Here are a few things you’re allowed to redefine:
Timeframes: You don’t need to finish fast to prove you’re serious.
Visibility: You don’t have to be online every day to be seen.
Output: You don’t have to produce constantly to be valid.
Pace: You’re allowed to follow your natural rhythm, even if no one else understands it.
Rest: Pausing does not disqualify you from being an artist.
It's tough to figure out what to redefine and how. For me, online visibility is one that I can usually let go of. And I’m usually able to embrace pausing for rest. I love naps. But I’m deadline-oriented so changing time frames is hard for me. And as hard as I keep trying, I sometimes equate my worth-per-hour with my productivity and that’s all tied up with financial insecurity. I’m working at it.
Creativity Is Still Alive Here
Even if your practice is different now.
Even if your energy is scarce.
Even if your work lives in fragments.
Even if your days look nothing like what they used to.
The creative part of you is still here. It may need new forms, new timelines, and new definitions, but it is not gone.
I work with clients navigating all of this. Artists in flare. Writers in grief. Makers who are finding their way back after illness, burnout, diagnosis, or years of silence. These are the stories I know, because they are also mine.
In our 1:1 Creativity and Wellness Sessions, we explore what your creative life can look like now. We name the limits without shame. We map the energy you do have. We build sustainable practices that feel honest, not exhausting.
If you’re ready to redefine what creative success means for your body and your life, I’d love to help.
Sessions are held over Zoom, with alternative formats available (email/text-based coaching for those who prefer it).
Don’t see a time that works for you? Send me an email and we’ll work something out.
ZOOM ALTERNATIVES NOTE: these are designed as hour-long Zoom sessions. However, everyone’s needs and communication preferences are different, and I am happy to work with you in alternative ways including via an exchange of emails or text messages. Email me to figure out what works best.
A Reflection to Begin With
What would change if you stopped measuring your creative worth by your pace?
Write it down. Answer slowly. Let your body be part of the response.

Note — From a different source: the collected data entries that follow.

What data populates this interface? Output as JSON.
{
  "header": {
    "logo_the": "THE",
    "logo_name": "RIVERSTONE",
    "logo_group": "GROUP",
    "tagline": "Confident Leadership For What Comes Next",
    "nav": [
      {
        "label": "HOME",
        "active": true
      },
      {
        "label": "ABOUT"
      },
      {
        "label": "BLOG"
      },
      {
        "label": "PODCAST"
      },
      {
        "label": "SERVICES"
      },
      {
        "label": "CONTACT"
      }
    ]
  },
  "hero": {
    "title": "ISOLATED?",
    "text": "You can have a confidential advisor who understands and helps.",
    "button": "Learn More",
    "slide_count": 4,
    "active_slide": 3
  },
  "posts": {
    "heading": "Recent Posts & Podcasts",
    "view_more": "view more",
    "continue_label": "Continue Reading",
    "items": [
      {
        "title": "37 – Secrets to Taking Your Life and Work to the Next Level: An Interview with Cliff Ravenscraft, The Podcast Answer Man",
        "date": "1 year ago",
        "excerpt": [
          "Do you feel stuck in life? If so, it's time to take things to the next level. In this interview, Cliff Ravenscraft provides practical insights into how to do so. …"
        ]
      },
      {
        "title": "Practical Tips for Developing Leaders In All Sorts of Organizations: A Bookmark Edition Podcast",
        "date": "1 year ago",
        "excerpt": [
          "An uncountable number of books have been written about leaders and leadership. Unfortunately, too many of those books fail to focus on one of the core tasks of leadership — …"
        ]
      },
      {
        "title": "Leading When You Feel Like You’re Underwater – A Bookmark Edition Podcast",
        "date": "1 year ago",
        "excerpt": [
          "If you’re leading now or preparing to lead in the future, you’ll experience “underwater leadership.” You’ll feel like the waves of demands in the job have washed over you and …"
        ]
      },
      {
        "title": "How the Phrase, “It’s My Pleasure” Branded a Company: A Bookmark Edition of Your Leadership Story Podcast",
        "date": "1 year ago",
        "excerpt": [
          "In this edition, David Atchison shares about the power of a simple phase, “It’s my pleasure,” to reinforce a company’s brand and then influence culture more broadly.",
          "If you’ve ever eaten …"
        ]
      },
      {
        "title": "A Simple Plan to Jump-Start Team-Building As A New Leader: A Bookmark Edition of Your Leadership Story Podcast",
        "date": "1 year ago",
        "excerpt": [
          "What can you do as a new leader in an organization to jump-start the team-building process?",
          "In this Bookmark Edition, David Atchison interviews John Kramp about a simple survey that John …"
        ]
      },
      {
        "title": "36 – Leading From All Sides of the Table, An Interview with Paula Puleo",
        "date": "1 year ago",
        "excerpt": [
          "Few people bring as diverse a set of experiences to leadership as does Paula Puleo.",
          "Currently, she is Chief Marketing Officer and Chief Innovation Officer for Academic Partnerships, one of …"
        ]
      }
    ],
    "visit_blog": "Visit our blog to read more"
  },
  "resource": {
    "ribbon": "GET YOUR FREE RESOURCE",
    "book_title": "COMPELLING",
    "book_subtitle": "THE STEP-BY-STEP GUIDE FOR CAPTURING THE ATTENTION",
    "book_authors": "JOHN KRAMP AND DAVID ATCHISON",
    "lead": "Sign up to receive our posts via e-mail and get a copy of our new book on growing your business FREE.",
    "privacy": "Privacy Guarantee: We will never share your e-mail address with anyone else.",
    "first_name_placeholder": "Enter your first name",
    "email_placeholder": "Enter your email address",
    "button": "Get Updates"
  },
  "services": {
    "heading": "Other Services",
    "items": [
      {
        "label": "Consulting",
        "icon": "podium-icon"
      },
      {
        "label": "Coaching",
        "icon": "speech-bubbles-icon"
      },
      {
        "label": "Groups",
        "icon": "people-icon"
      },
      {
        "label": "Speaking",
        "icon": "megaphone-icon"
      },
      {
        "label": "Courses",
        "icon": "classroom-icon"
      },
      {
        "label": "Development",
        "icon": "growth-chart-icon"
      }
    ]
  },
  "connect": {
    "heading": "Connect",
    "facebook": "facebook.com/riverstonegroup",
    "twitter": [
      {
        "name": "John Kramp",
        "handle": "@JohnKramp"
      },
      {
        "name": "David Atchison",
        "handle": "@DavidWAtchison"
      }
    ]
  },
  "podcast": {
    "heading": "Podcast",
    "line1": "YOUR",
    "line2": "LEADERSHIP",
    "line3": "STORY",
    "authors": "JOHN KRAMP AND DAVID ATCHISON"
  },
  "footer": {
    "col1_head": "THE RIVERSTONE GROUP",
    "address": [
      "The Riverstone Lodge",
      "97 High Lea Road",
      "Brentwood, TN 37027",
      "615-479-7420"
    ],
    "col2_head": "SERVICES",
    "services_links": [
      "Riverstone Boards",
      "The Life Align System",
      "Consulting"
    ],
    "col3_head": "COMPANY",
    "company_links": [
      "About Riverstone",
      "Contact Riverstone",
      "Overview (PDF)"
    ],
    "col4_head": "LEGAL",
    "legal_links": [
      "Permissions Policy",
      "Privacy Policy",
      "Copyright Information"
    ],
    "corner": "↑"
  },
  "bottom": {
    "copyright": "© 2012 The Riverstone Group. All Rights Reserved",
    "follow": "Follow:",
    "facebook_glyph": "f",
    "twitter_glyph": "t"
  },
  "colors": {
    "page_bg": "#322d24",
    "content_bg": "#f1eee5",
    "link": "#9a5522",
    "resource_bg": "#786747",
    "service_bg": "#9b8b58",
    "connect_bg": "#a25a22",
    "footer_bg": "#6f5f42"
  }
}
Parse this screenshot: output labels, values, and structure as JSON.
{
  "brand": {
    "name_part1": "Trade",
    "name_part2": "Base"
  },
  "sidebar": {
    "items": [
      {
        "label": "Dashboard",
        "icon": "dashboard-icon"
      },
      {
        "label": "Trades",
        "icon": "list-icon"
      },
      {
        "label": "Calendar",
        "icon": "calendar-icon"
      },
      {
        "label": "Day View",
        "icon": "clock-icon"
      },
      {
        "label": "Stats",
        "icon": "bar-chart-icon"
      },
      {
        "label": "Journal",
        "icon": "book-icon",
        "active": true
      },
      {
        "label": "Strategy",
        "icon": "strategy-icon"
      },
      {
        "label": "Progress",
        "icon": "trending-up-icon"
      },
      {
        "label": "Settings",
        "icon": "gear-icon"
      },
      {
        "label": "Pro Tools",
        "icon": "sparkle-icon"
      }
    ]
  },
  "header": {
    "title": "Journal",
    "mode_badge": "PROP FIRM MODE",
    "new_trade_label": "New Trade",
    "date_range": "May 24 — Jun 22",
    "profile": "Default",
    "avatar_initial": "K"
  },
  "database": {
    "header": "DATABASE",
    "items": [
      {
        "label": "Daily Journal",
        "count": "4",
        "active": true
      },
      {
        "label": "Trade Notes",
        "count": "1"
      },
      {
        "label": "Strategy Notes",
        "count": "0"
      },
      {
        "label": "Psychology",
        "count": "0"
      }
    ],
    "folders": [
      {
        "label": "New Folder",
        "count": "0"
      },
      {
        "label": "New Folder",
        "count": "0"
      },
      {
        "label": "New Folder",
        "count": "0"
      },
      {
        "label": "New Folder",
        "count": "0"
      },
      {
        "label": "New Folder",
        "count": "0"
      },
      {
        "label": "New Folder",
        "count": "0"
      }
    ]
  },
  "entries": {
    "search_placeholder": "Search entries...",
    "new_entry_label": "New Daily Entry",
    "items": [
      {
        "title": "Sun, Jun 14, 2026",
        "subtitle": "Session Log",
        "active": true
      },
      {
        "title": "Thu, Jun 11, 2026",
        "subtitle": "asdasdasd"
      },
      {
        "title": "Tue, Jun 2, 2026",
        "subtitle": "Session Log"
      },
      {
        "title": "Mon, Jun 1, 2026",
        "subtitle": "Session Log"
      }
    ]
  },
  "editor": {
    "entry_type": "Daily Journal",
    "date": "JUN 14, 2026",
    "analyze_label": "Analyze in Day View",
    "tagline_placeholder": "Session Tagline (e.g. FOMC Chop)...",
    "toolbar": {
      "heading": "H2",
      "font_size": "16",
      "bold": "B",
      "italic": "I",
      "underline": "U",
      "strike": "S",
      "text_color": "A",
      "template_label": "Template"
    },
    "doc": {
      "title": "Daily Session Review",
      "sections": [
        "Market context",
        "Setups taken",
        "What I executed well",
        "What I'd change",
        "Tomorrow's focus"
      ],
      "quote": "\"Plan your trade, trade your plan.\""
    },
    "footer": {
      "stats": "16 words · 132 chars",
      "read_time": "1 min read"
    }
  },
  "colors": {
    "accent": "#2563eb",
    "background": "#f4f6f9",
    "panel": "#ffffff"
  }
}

You don’t need to keep up. You just need to keep close to yourself.
Not ready to book a session but want to keep getting tips?
Kathryn, Trying to keep up here while struggling with months of housing issues and chronic fatigue/fibro has been so hard. In giving myself permission to slow down with my creative work, I felt a sense of relief. Success is harder to gauge when we're exhausted! Thanks for this post!
Great stuff, Kathryn--and I think it applies to even those without chronic illness but who simply struggle to balance day-to-day demands between creative work and all the rest.